The Bangko Sentral ng Pilipinas will be keeping an eye on foreign capital inflows to effectively manage the country’s inflation while the economy continues to grow by a robust pace.
The Philippines now occupies what is called a “sweet spot”—where economic growth is high and inflation is low—and the BSP aims to keep the country there for as long as possible.
According to BSP Governor Amando Tetangco Jr., the central bank will closely monitor foreign capital inflows and implement appropriate measures to guard against excesses and speculative investment activities.
“The BSP will be careful to calibrate the use of its enhanced policy toolkit to help ensure that domestic aggregate demand price pressures and risks from capital flows are managed,” Tetangco told reporters.

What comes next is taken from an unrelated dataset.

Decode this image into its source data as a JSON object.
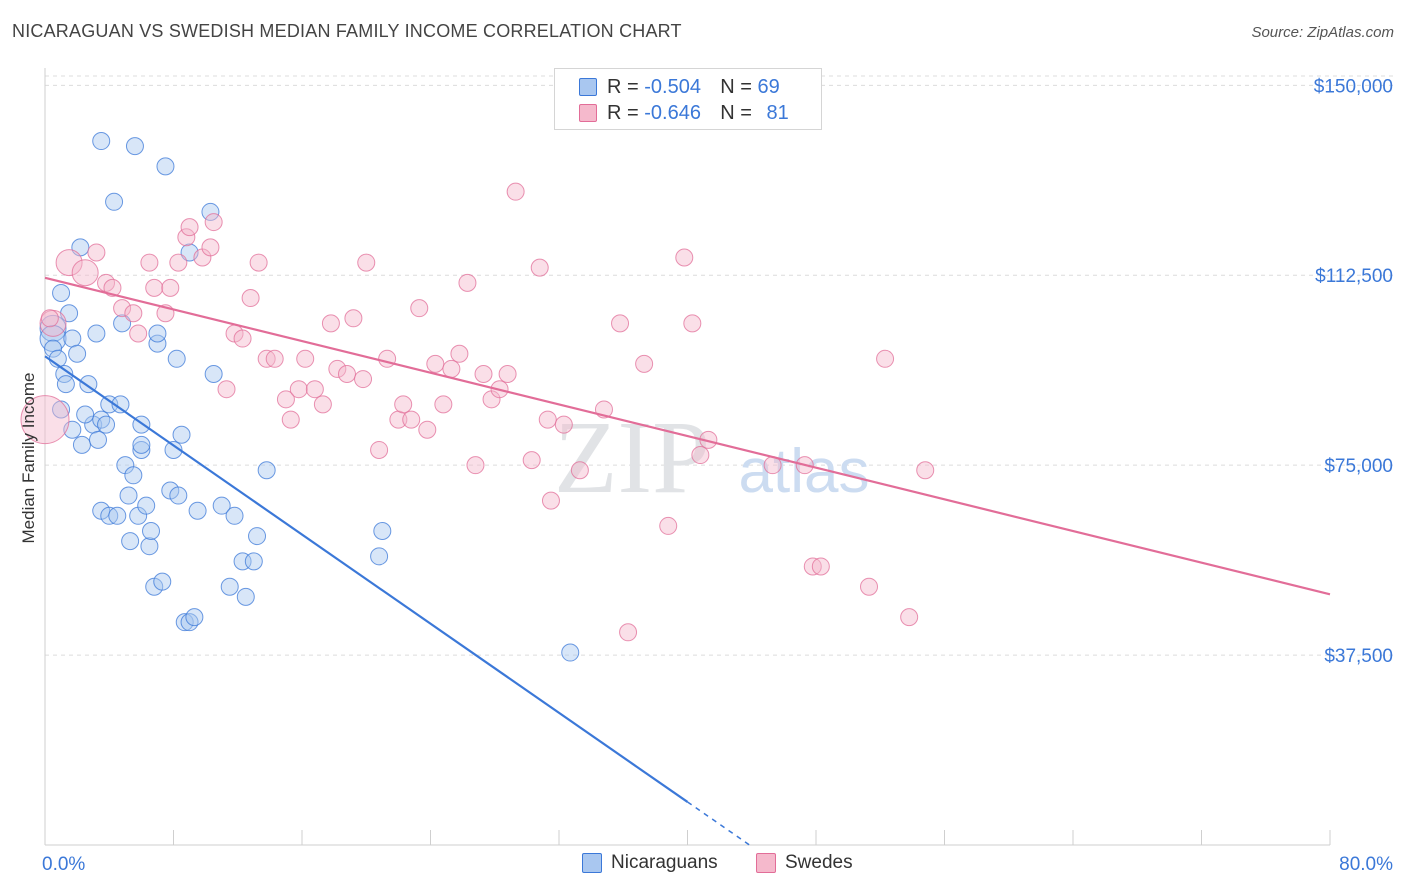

The Philippine economy surged by 7.1 percent in the third quarter from a year ago. It was the second-fastest growth rate in Asia during the period next to China’s 7.4 percent.
With the sharp growth rate, monetary officials said, foreign portfolio investments may spike.

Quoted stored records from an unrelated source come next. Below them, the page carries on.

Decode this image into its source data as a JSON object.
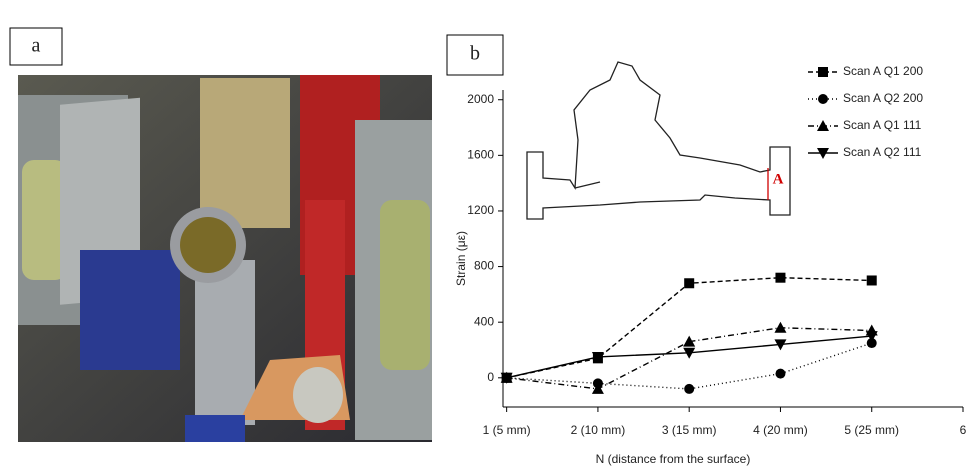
{
  "photo": {
    "label": "a"
  },
  "chart_data": {
    "type": "line",
    "panel_label": "b",
    "y_label": "Strain (με)",
    "x_label": "N (distance from the surface)",
    "inset_label": "A",
    "x": [
      1,
      2,
      3,
      4,
      5
    ],
    "xlim": [
      0.96,
      6
    ],
    "xticks": [
      {
        "value": 1,
        "label": "1 (5 mm)"
      },
      {
        "value": 2,
        "label": "2 (10 mm)"
      },
      {
        "value": 3,
        "label": "3 (15 mm)"
      },
      {
        "value": 4,
        "label": "4 (20 mm)"
      },
      {
        "value": 5,
        "label": "5 (25 mm)"
      },
      6
    ],
    "ylim": [
      -210,
      2070
    ],
    "yticks": [
      0,
      400,
      800,
      1200,
      1600,
      2000
    ],
    "series": [
      {
        "name": "Scan A  Q1 200",
        "color": "#000000",
        "marker": "square",
        "linestyle": "dashed",
        "values": [
          0,
          140,
          680,
          720,
          700
        ]
      },
      {
        "name": "Scan A  Q2 200",
        "color": "#000000",
        "marker": "circle",
        "linestyle": "dotted",
        "values": [
          0,
          -40,
          -80,
          30,
          250
        ]
      },
      {
        "name": "Scan A  Q1 111",
        "color": "#000000",
        "marker": "triangle-up",
        "linestyle": "dashdot",
        "values": [
          0,
          -80,
          260,
          360,
          340
        ]
      },
      {
        "name": "Scan A  Q2 111",
        "color": "#000000",
        "marker": "triangle-down",
        "linestyle": "solid",
        "values": [
          0,
          150,
          180,
          240,
          300
        ]
      }
    ]
  }
}
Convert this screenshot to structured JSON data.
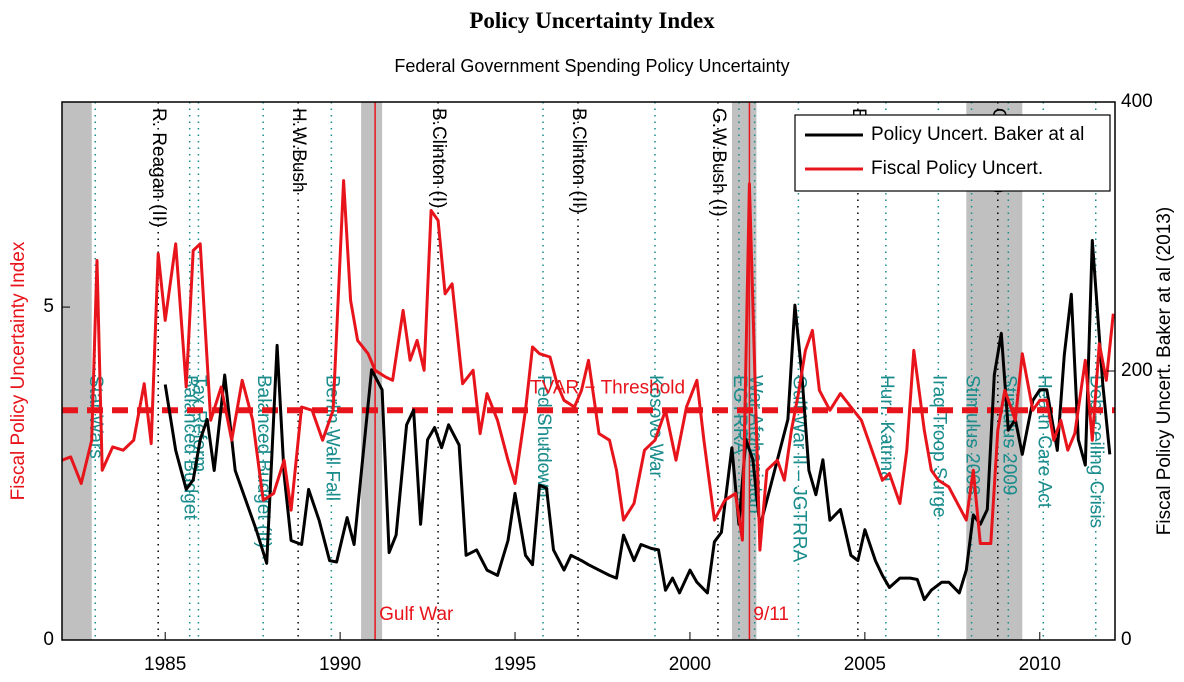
{
  "chart_data": {
    "type": "line",
    "title": "Policy Uncertainty Index",
    "subtitle": "Federal Government Spending Policy Uncertainty",
    "ylabel": "Fiscal Policy Uncertainty Index",
    "y2label": "Fiscal Policy Uncert. Baker at al (2013)",
    "xlim": [
      1982.05,
      2012.15
    ],
    "ylim": [
      0,
      8.08
    ],
    "y2lim": [
      0,
      400
    ],
    "xticks": [
      1985,
      1990,
      1995,
      2000,
      2005,
      2010
    ],
    "yticks": [
      0,
      5
    ],
    "y2ticks": [
      0,
      200,
      400
    ],
    "legend": "upper right",
    "ylabel_color": "#e8141b",
    "series": [
      {
        "name": "Policy Uncert. Baker at al",
        "color": "#000000",
        "axis": "y2",
        "x": [
          1985.0,
          1985.3,
          1985.6,
          1985.8,
          1986.0,
          1986.2,
          1986.4,
          1986.7,
          1987.0,
          1987.3,
          1987.6,
          1987.9,
          1988.2,
          1988.4,
          1988.6,
          1988.9,
          1989.1,
          1989.4,
          1989.7,
          1989.9,
          1990.2,
          1990.4,
          1990.7,
          1990.9,
          1991.2,
          1991.4,
          1991.6,
          1991.9,
          1992.1,
          1992.3,
          1992.5,
          1992.7,
          1992.9,
          1993.1,
          1993.4,
          1993.6,
          1993.9,
          1994.2,
          1994.5,
          1994.8,
          1995.0,
          1995.3,
          1995.5,
          1995.7,
          1995.9,
          1996.1,
          1996.4,
          1996.6,
          1996.9,
          1997.1,
          1997.4,
          1997.7,
          1997.9,
          1998.1,
          1998.4,
          1998.6,
          1998.9,
          1999.1,
          1999.3,
          1999.5,
          1999.7,
          2000.0,
          2000.2,
          2000.5,
          2000.7,
          2000.9,
          2001.2,
          2001.4,
          2001.6,
          2001.8,
          2002.0,
          2002.3,
          2002.5,
          2002.8,
          2003.0,
          2003.2,
          2003.4,
          2003.6,
          2003.8,
          2004.0,
          2004.3,
          2004.6,
          2004.8,
          2005.0,
          2005.3,
          2005.5,
          2005.7,
          2006.0,
          2006.3,
          2006.5,
          2006.7,
          2006.9,
          2007.2,
          2007.4,
          2007.7,
          2007.9,
          2008.1,
          2008.3,
          2008.5,
          2008.7,
          2008.9,
          2009.1,
          2009.3,
          2009.5,
          2009.8,
          2010.0,
          2010.2,
          2010.5,
          2010.7,
          2010.9,
          2011.1,
          2011.3,
          2011.5,
          2011.8,
          2012.0
        ],
        "values": [
          190,
          141,
          112,
          119,
          149,
          164,
          126,
          197,
          126,
          104,
          82,
          57,
          219,
          123,
          74,
          71,
          112,
          89,
          59,
          58,
          91,
          71,
          149,
          201,
          186,
          65,
          78,
          160,
          171,
          86,
          149,
          158,
          143,
          160,
          145,
          63,
          67,
          52,
          48,
          74,
          109,
          63,
          56,
          115,
          113,
          67,
          52,
          63,
          59,
          56,
          52,
          48,
          46,
          78,
          59,
          71,
          68,
          67,
          37,
          46,
          35,
          52,
          43,
          35,
          73,
          80,
          143,
          86,
          149,
          134,
          84,
          114,
          134,
          164,
          249,
          197,
          126,
          108,
          134,
          89,
          97,
          63,
          59,
          82,
          59,
          48,
          39,
          46,
          46,
          45,
          30,
          37,
          43,
          43,
          35,
          52,
          93,
          86,
          97,
          197,
          228,
          156,
          164,
          138,
          178,
          186,
          186,
          141,
          212,
          257,
          149,
          130,
          297,
          190,
          138
        ]
      },
      {
        "name": "Fiscal Policy Uncert.",
        "color": "#e8141b",
        "axis": "y",
        "x": [
          1982.05,
          1982.3,
          1982.6,
          1982.9,
          1983.05,
          1983.2,
          1983.5,
          1983.8,
          1984.1,
          1984.4,
          1984.6,
          1984.8,
          1985.0,
          1985.3,
          1985.6,
          1985.8,
          1986.0,
          1986.3,
          1986.6,
          1986.9,
          1987.2,
          1987.5,
          1987.8,
          1988.1,
          1988.4,
          1988.6,
          1988.9,
          1989.2,
          1989.5,
          1989.8,
          1990.1,
          1990.3,
          1990.5,
          1990.8,
          1991.0,
          1991.3,
          1991.5,
          1991.8,
          1992.0,
          1992.2,
          1992.4,
          1992.6,
          1992.8,
          1993.0,
          1993.2,
          1993.5,
          1993.8,
          1994.0,
          1994.2,
          1994.5,
          1994.8,
          1995.0,
          1995.3,
          1995.5,
          1995.7,
          1996.0,
          1996.2,
          1996.4,
          1996.7,
          1996.9,
          1997.1,
          1997.4,
          1997.7,
          1997.9,
          1998.1,
          1998.4,
          1998.7,
          1999.0,
          1999.3,
          1999.6,
          1999.9,
          2000.2,
          2000.4,
          2000.7,
          2001.0,
          2001.3,
          2001.5,
          2001.7,
          2002.0,
          2002.2,
          2002.5,
          2002.7,
          2002.9,
          2003.1,
          2003.3,
          2003.5,
          2003.7,
          2004.0,
          2004.3,
          2004.6,
          2004.9,
          2005.2,
          2005.5,
          2005.7,
          2006.0,
          2006.2,
          2006.4,
          2006.7,
          2006.9,
          2007.1,
          2007.4,
          2007.6,
          2007.9,
          2008.1,
          2008.3,
          2008.6,
          2008.8,
          2009.0,
          2009.3,
          2009.5,
          2009.8,
          2010.0,
          2010.2,
          2010.4,
          2010.6,
          2010.8,
          2011.0,
          2011.3,
          2011.5,
          2011.7,
          2011.9,
          2012.1
        ],
        "values": [
          2.7,
          2.75,
          2.35,
          3.0,
          5.7,
          2.55,
          2.9,
          2.85,
          3.0,
          3.85,
          2.95,
          5.8,
          4.8,
          5.95,
          3.8,
          5.85,
          5.95,
          3.3,
          3.8,
          3.0,
          3.9,
          3.3,
          2.1,
          2.2,
          2.7,
          1.95,
          3.5,
          3.45,
          3.0,
          3.45,
          6.9,
          5.1,
          4.5,
          4.3,
          4.05,
          3.95,
          3.9,
          4.95,
          4.2,
          4.5,
          4.05,
          6.45,
          6.3,
          5.2,
          5.35,
          3.85,
          4.05,
          3.1,
          3.7,
          3.3,
          2.7,
          2.35,
          3.45,
          4.4,
          4.3,
          4.25,
          3.85,
          3.6,
          3.5,
          3.75,
          4.2,
          3.1,
          3.0,
          2.55,
          1.8,
          2.05,
          2.85,
          3.0,
          3.45,
          2.7,
          3.5,
          3.9,
          3.0,
          1.8,
          2.1,
          2.2,
          1.5,
          6.85,
          1.35,
          2.55,
          2.7,
          2.4,
          3.15,
          3.7,
          4.35,
          4.65,
          3.75,
          3.45,
          3.7,
          3.5,
          3.3,
          2.85,
          2.4,
          2.5,
          2.05,
          2.85,
          4.35,
          3.15,
          2.55,
          2.4,
          2.3,
          2.1,
          1.8,
          2.55,
          1.45,
          1.45,
          3.15,
          3.75,
          3.3,
          4.3,
          3.45,
          3.6,
          3.6,
          3.0,
          3.3,
          2.85,
          3.1,
          4.2,
          3.0,
          4.45,
          3.9,
          4.9
        ]
      }
    ],
    "threshold": {
      "value": 3.45,
      "label": "TVAR − Threshold",
      "color": "#e8141b"
    },
    "shaded": [
      [
        1982.05,
        1982.9
      ],
      [
        1990.6,
        1991.2
      ],
      [
        2001.2,
        2001.9
      ],
      [
        2007.9,
        2009.5
      ]
    ],
    "annotations": [
      {
        "text": "R. Reagan (II)",
        "x": 1984.8,
        "color": "#000000",
        "place": "top"
      },
      {
        "text": "H.W.Bush",
        "x": 1988.8,
        "color": "#000000",
        "place": "top"
      },
      {
        "text": "B.Clinton (I)",
        "x": 1992.8,
        "color": "#000000",
        "place": "top"
      },
      {
        "text": "B.Clinton (II)",
        "x": 1996.8,
        "color": "#000000",
        "place": "top"
      },
      {
        "text": "G.W.Bush (I)",
        "x": 2000.8,
        "color": "#000000",
        "place": "top"
      },
      {
        "text": "Bush (II)",
        "x": 2004.8,
        "color": "#000000",
        "place": "top"
      },
      {
        "text": "Obama (I)",
        "x": 2008.8,
        "color": "#000000",
        "place": "top"
      },
      {
        "text": "Star Wars",
        "x": 1983.0,
        "color": "#1b8c8c",
        "place": "middle"
      },
      {
        "text": "Balanced Budget",
        "x": 1985.7,
        "color": "#1b8c8c",
        "place": "middle"
      },
      {
        "text": "Tax Reform",
        "x": 1985.95,
        "color": "#1b8c8c",
        "place": "middle"
      },
      {
        "text": "Balanced Budget (II)",
        "x": 1987.8,
        "color": "#1b8c8c",
        "place": "middle"
      },
      {
        "text": "Berlin Wall Fall",
        "x": 1989.75,
        "color": "#1b8c8c",
        "place": "middle"
      },
      {
        "text": "Fed Shutdown",
        "x": 1995.8,
        "color": "#1b8c8c",
        "place": "middle"
      },
      {
        "text": "Kosovo War",
        "x": 1999.0,
        "color": "#1b8c8c",
        "place": "middle"
      },
      {
        "text": "EGTRRA",
        "x": 2001.4,
        "color": "#1b8c8c",
        "place": "middle"
      },
      {
        "text": "War Afghanistan",
        "x": 2001.85,
        "color": "#1b8c8c",
        "place": "middle"
      },
      {
        "text": "Gulf War II – JGTRRA",
        "x": 2003.1,
        "color": "#1b8c8c",
        "place": "middle"
      },
      {
        "text": "Hurr. Katrina",
        "x": 2005.6,
        "color": "#1b8c8c",
        "place": "middle"
      },
      {
        "text": "Iraq Troop Surge",
        "x": 2007.1,
        "color": "#1b8c8c",
        "place": "middle"
      },
      {
        "text": "Stimulus 2008",
        "x": 2008.05,
        "color": "#1b8c8c",
        "place": "middle"
      },
      {
        "text": "Stimulus 2009",
        "x": 2009.1,
        "color": "#1b8c8c",
        "place": "middle"
      },
      {
        "text": "Health Care Act",
        "x": 2010.1,
        "color": "#1b8c8c",
        "place": "middle"
      },
      {
        "text": "Debt-ceiling Crisis",
        "x": 2011.6,
        "color": "#1b8c8c",
        "place": "middle"
      },
      {
        "text": "Gulf War",
        "x": 1991.0,
        "color": "#e8141b",
        "place": "bottom"
      },
      {
        "text": "9/11",
        "x": 2001.7,
        "color": "#e8141b",
        "place": "bottom"
      }
    ]
  }
}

Although investments are welcome, excessive amounts may destabilize the economy, officials said. This is because additional liquidity in the economy may lead to a rise in demand and accelerate inflation.
Inflation in the first 10 months of the year remained benign, averaging at only 3.2 percent. For the full year, the government hopes to keep inflation within a range of 3 to 5 percent.
The BSP said it would help keep inflation moderate in the face of growing demand, brought on by strong economic growth.